So, the next game that I played after that was Prince of Persia: The Sands of Time.

I'm no stranger to the Prince of Persia series. When I was in highschool in the early 90's I used to play the original Prince of Persia (or the PC port of it at least) on my Gateway 486 that I had at the time. I was used to console platformers, but this was something entirely different. The rotoscoped animation, the thoughtful pacing, the intricate sword fighting, and of coarse, the gruesome deaths, they all added up to a unique gaming experience that was in a different league than the NES games I was playing. Shortly after, I got Prince of Persia 2: The Shadow and the Flame. This sequel added a more developed story, more detailed graphics, and a better variety of settings.

Years went by and I didn't play any Prince of Persia games for a while. I remember seeing the commercials for Sands of Time when it came out, but for some reason I just never got around to playing it. At various points I collected Warrior Within for the Gamecube, and The Forgotten Sands on OnLive, and I even spent some time playing 2008's confusingly named Prince of Persia on OnLive's PlayPack service. But, I always kept an eye out for Sands of Time. Finally, last summer I picked up a Prince of Persia bundle on Steam during their big summer sale. This bundle had every game from Sands of Time on. Like most games I pick up on Steam, it just sat in my library for a while. After I set Risen aside, I looked through my library for a game that would run well on my Acer Iconia Tab W500 Windows 7 tablet. So, it was finally time to play Prince of Persia: The Sands of Time.

To break the game down into simple terms, it's a linear platformer with hack n' slash elements, but this description really doesn't do the game justice. To try to expand further on that, I'll start with what the game got right. And what this game got right, it really got right.

The platforming elements of the game were revolutionary when it came out, and directly influenced many of the best platformers that have come after it. It pioneered a lot of techniques that continue to show up in modern games such as wall running and hopping between hanging pillars. The level design is simply inspired, useing the space in a way that allows you the sense of freedom to fully explore your environment, but at the same time leading you down a linear path. In the style of a Castlevania title, the game takes place entirely on the grounds of a single palace, but the sprawling estate with it's varied environments always have something new to offer, and never feel as if they were just stitched together in order to fit in the obligatory ice level or water level.

Of course the big twist in the gameplay is the ability to rewind time, allowing you to take leaps of faith that may or may not be suicidal without fear. This element continued in one form or another in every Prince of Persia game since, becoming a staple of the series. Navigating through the areas of the game's world requires a combination of puzzle solving, impeccable timing, and experimentation thanks to an almost endless variety of traps, such as spikes, saw blades, and guillotines that pay tribute to the early games of the series. It may seem odd for a palace to have such an elaborate security system, but it makes for a wonderful atmosphere, and great gameplay.

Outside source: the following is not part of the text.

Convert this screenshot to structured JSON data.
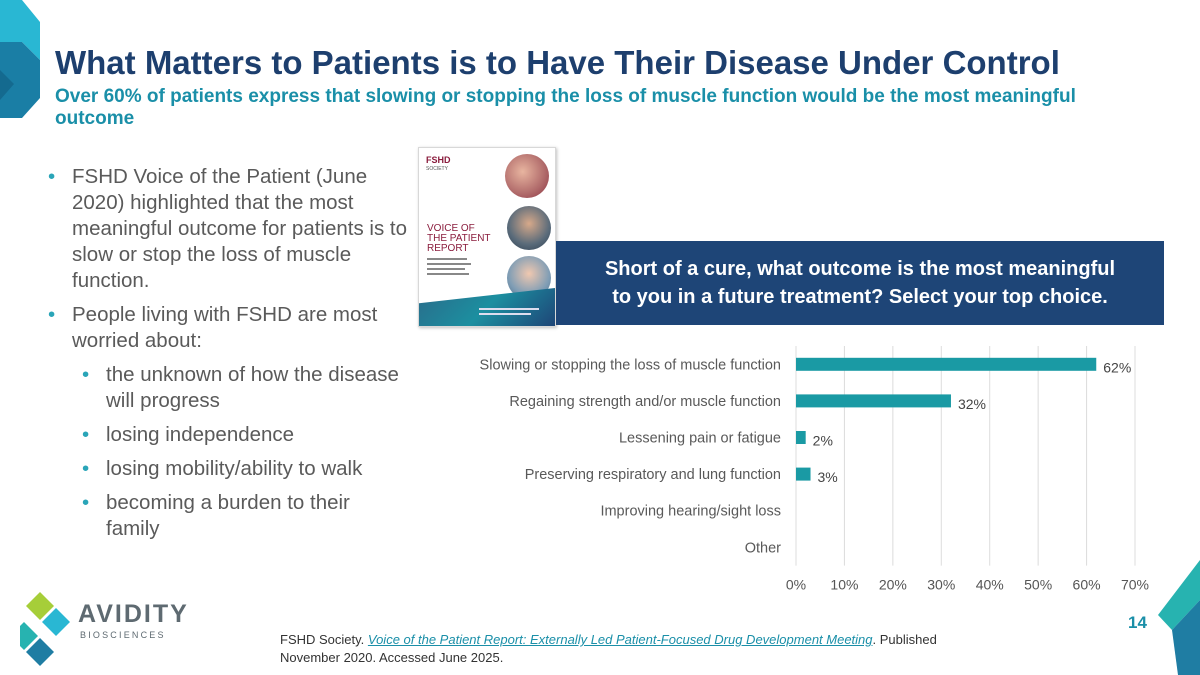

I have to admit that the controls at times felt a bit off, but that probably had more to do with how I had my system configured. As I mentioned earlier, I was running the PC version on a windows tablet. A console style platforming game like this really needs to be played with a gamepad, not a mouse and keyboard, so I was using an X-Box 360 controller. The game did have a gamepad section in the options menu, but I wasn't able to get it to recognize my controller, and instead mapped the controls using xpadder to mimic the original X-Box controls. For the most part this worked well, but using an analog stick to mimic the 8 directions of the WASD keys occasionally had me running along a wall when I meant to run up it or other such issues. Luckily, the ability to rewind time after an unexpected leap to my doom helped to keep the game flowing, and keep the frustration level down.

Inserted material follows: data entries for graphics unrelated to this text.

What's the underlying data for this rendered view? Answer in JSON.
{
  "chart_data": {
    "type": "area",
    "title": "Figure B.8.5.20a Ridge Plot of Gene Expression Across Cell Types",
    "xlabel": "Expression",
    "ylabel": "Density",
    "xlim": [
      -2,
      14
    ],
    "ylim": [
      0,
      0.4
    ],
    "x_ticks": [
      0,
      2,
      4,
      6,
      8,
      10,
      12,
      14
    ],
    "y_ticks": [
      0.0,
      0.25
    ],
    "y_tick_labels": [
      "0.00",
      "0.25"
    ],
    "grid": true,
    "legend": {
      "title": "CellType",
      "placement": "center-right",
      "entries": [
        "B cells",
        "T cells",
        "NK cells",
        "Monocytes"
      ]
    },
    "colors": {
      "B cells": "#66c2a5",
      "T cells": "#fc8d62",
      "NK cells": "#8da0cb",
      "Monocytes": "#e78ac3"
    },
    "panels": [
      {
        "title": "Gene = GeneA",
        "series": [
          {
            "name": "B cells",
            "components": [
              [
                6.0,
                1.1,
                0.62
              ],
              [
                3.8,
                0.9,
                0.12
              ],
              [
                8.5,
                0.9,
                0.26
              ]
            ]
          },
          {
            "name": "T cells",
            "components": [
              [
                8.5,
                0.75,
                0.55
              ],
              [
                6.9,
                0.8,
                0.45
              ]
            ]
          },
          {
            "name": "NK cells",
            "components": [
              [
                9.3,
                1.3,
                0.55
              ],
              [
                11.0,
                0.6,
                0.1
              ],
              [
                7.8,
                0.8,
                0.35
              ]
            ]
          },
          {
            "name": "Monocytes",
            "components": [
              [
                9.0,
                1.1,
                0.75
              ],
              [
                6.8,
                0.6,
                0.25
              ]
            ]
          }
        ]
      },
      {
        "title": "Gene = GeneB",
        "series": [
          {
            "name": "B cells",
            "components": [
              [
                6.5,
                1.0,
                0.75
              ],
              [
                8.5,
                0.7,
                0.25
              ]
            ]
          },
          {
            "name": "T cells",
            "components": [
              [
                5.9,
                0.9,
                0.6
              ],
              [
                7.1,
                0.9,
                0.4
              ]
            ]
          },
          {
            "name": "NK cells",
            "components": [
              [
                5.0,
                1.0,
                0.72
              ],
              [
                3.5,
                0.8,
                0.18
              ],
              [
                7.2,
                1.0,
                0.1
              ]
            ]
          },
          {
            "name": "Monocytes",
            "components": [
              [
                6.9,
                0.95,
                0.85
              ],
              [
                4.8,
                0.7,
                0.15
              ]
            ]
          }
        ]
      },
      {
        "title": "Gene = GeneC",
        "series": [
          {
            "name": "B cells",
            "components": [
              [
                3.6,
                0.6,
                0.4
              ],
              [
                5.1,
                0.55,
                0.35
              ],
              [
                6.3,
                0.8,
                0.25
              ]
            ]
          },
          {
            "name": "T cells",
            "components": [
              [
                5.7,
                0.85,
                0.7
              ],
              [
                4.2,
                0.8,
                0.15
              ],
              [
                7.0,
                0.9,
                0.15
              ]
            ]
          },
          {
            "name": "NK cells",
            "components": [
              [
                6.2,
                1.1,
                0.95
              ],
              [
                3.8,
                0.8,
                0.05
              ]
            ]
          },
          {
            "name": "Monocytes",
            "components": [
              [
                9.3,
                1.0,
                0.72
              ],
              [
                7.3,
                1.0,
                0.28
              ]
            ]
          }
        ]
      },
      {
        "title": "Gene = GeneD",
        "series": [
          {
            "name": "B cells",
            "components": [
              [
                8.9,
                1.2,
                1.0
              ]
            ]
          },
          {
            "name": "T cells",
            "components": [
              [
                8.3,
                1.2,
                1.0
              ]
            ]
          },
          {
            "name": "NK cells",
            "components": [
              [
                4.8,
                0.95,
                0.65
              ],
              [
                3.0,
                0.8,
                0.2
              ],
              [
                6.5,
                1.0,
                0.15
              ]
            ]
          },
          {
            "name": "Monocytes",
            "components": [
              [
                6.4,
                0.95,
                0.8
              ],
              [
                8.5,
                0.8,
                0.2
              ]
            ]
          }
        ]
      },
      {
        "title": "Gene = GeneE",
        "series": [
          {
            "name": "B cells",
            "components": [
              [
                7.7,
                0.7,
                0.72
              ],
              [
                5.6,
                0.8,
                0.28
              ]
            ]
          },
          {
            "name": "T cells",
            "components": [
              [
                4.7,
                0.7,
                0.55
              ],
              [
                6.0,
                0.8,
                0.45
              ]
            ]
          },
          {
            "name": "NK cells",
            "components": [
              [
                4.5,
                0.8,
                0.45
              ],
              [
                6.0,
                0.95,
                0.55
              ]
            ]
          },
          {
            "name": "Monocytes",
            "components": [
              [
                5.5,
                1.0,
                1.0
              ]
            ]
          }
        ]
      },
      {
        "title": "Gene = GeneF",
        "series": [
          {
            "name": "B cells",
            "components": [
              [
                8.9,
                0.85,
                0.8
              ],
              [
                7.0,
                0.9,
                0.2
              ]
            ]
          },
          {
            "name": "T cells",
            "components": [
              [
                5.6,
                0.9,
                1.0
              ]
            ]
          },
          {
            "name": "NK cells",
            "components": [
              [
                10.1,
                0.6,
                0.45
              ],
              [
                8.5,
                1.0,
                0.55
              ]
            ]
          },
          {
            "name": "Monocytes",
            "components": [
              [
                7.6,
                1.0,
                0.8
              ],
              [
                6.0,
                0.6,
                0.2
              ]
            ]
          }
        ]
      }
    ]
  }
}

The story is simple, but serves well to move the game along without getting in the way. The short cut scenes get to the point and give the action sequences meaning without ever feeling like a distraction from the gameplay. And, as a rarity in gaming, the romance elements between the prince and Farah are handled in a subtle and convincing way, lacking the awkwardness displayed in most games that try to shoehorn in a love story, and even coming across more naturally than in the 2010 movie loosely based on the game.

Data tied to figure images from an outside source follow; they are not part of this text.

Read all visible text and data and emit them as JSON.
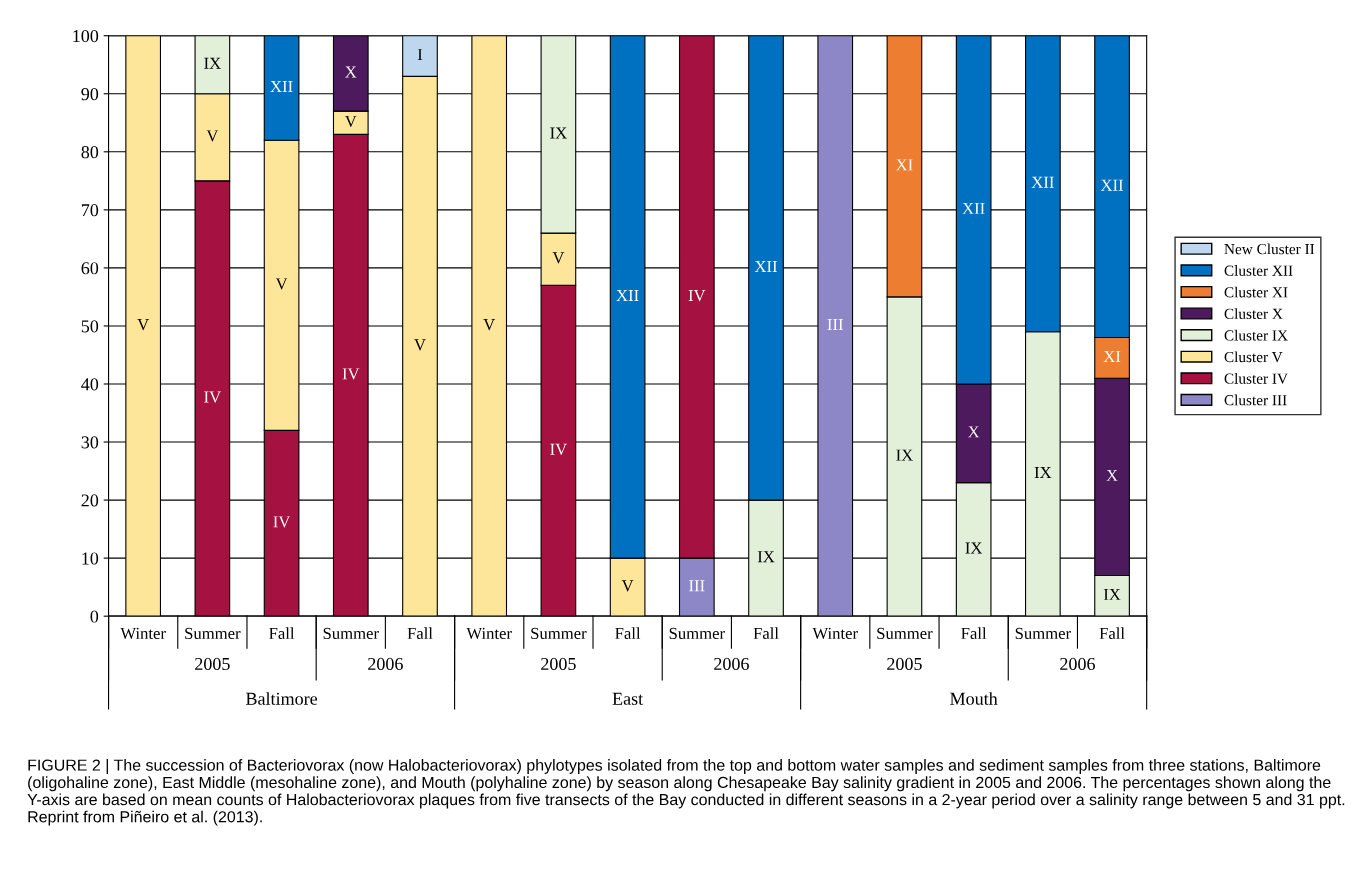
{
  "chart_data": {
    "type": "bar",
    "stacked": true,
    "categories": [
      "Winter",
      "Summer",
      "Fall",
      "Summer",
      "Fall",
      "Winter",
      "Summer",
      "Fall",
      "Summer",
      "Fall",
      "Winter",
      "Summer",
      "Fall",
      "Summer",
      "Fall"
    ],
    "ylim": [
      0,
      100
    ],
    "yticks": [
      0,
      10,
      20,
      30,
      40,
      50,
      60,
      70,
      80,
      90,
      100
    ],
    "grid": "y",
    "legend": "right",
    "series": [
      {
        "name": "Cluster III",
        "color": "#8d87c8",
        "values": [
          null,
          null,
          null,
          null,
          null,
          null,
          null,
          null,
          10,
          null,
          100,
          null,
          null,
          null,
          null
        ],
        "value_labels": [
          null,
          null,
          null,
          null,
          null,
          null,
          null,
          null,
          "III",
          null,
          "III",
          null,
          null,
          null,
          null
        ]
      },
      {
        "name": "Cluster IV",
        "color": "#a51140",
        "values": [
          null,
          75,
          32,
          83,
          null,
          null,
          57,
          null,
          90,
          null,
          null,
          null,
          null,
          null,
          null
        ],
        "value_labels": [
          null,
          "IV",
          "IV",
          "IV",
          null,
          null,
          "IV",
          null,
          "IV",
          null,
          null,
          null,
          null,
          null,
          null
        ]
      },
      {
        "name": "Cluster V",
        "color": "#fde59a",
        "values": [
          100,
          15,
          50,
          4,
          93,
          100,
          9,
          10,
          null,
          null,
          null,
          null,
          null,
          null,
          null
        ],
        "value_labels": [
          "V",
          "V",
          "V",
          "V",
          "V",
          "V",
          "V",
          "V",
          null,
          null,
          null,
          null,
          null,
          null,
          null
        ]
      },
      {
        "name": "Cluster IX",
        "color": "#e2efd9",
        "values": [
          null,
          10,
          null,
          null,
          null,
          null,
          34,
          null,
          null,
          20,
          null,
          55,
          23,
          49,
          7
        ],
        "value_labels": [
          null,
          "IX",
          null,
          null,
          null,
          null,
          "IX",
          null,
          null,
          "IX",
          null,
          "IX",
          "IX",
          "IX",
          "IX"
        ]
      },
      {
        "name": "Cluster X",
        "color": "#4d1a5e",
        "values": [
          null,
          null,
          null,
          13,
          null,
          null,
          null,
          null,
          null,
          null,
          null,
          null,
          17,
          null,
          34
        ],
        "value_labels": [
          null,
          null,
          null,
          "X",
          null,
          null,
          null,
          null,
          null,
          null,
          null,
          null,
          "X",
          null,
          "X"
        ]
      },
      {
        "name": "Cluster XI",
        "color": "#ed7d31",
        "values": [
          null,
          null,
          null,
          null,
          null,
          null,
          null,
          null,
          null,
          null,
          null,
          45,
          null,
          null,
          7
        ],
        "value_labels": [
          null,
          null,
          null,
          null,
          null,
          null,
          null,
          null,
          null,
          null,
          null,
          "XI",
          null,
          null,
          "XI"
        ]
      },
      {
        "name": "Cluster XII",
        "color": "#0070c0",
        "values": [
          null,
          null,
          18,
          null,
          null,
          null,
          null,
          90,
          null,
          80,
          null,
          null,
          60,
          51,
          52
        ],
        "value_labels": [
          null,
          null,
          "XII",
          null,
          null,
          null,
          null,
          "XII",
          null,
          "XII",
          null,
          null,
          "XII",
          "XII",
          "XII"
        ]
      },
      {
        "name": "New Cluster II",
        "color": "#bdd7ee",
        "values": [
          null,
          null,
          null,
          null,
          7,
          null,
          null,
          null,
          null,
          null,
          null,
          null,
          null,
          null,
          null
        ],
        "value_labels": [
          null,
          null,
          null,
          null,
          "I",
          null,
          null,
          null,
          null,
          null,
          null,
          null,
          null,
          null,
          null
        ]
      }
    ],
    "annotations": [
      "2005",
      "2006",
      "2005",
      "2006",
      "2005",
      "2006",
      "Baltimore",
      "East",
      "Mouth",
      "FIGURE 2 | The succession of Bacteriovorax (now Halobacteriovorax) phylotypes isolated from the top and bottom water samples and sediment samples from three stations, Baltimore (oligohaline zone), East Middle (mesohaline zone), and Mouth (polyhaline zone) by season along Chesapeake Bay salinity gradient in 2005 and 2006. The percentages shown along the Y-axis are based on mean counts of Halobacteriovorax plaques from five transects of the Bay conducted in different seasons in a 2-year period over a salinity range between 5 and 31 ppt. Reprint from Piñeiro et al. (2013)."
    ]
  }
}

The graphics are pretty standard for the time, nothing mind blowing, but very well done. I did like the little touches like having the prince's shirt get more torn throughout the game. It's a small thing but it makes the game's world feel more believable. It also directly influenced later games such as Batman Arkham Asylum that use a simiar technique.

The music is mostly orchestral middle eastern themes, but as the action picks up, modern elements such as drum kits and electric guitars are introduced. While not at all anachronistic, these modern touches never felt out of place and added an edge that made the combat sequences slightly more bearable. Yup, now for the bad news...

The combat started off fun. It was an acrobatic style of hack and slash fighting with entertaining combo moves such as running up and flipping over an enemy while attacking from mid air, or running up a wall and launching yourself into an enemy to knock it back. I felt like a bad ass ninja-monkey bouncing around the room. The problem is that any time you enter a combat sequence, the game does not advance until all of the enemies are defeated. Not all of the enemies are in the room when the combat sequences start, instead they are spawned into the area throughout the sequence. Since there's no way of knowing how many more enemies have to be defeated, the battles sometimes feel endless, and not in a good way. When the last enemy is finally killed, the sequence simply ends with no real sense of epic victory, just a quick cut scene of the prince sheathing his sword.

The enemies themselves come in a very small repetitive variety that doesn't get updated very often, and when it does, it's often just a palate swap. They tend to try to surround the player which prevents the effectiveness of most blocking strategies, but if you get too far away, they teleport to surrounding you again in one of the cheapest moves in combat AI history! This leads to a frustrating balancing act of trying to stay far enough away to not be surrounded, but not far enough away to be surrounded. Not to mention that each enemy actually has to be killed twice. First you have to weaken it enough to defeat it, then you have to steal its power with the dagger of time. If you don't take the enemy's power in time, it gets back up and the whole process starts over again.

The combat almost drove me to rage quitting more than once, but the rest of the game was so good I just had to see more of it. So I finally ended up installing a "trainer" patch to get past the combat sequences with one hit kills. Was I cheating? Yes I was. But I saw this as two games. First there was the puzzle/platform game that I enjoyed, then there was the combat game that I did not. So, in order to play the game that I enjoyed, I had to cheat my way through the game that I didn't.

So, overall I mostly enjoyed this game, and it was mostly great! Do I recommend it to others? Yes! Will I ever play it again? Probably not. The games that came after it retained all of the elements I enjoyed in this one, but with improvements in the areas that I didn't. I hope to play through Warrior Within soon to continue my trek through the Prince of Persia series, but for now, it's on to other games.

Since this is my first review, and is setting the precedent for future reviews, I'm not going to assign a number or letter grade or a graph breakdown of scores. I'm not expecting my reviews to get calculated into metacritic or anything. I'm just going to give my opinions my personal experience playing through the game and let the readers take from it what they want.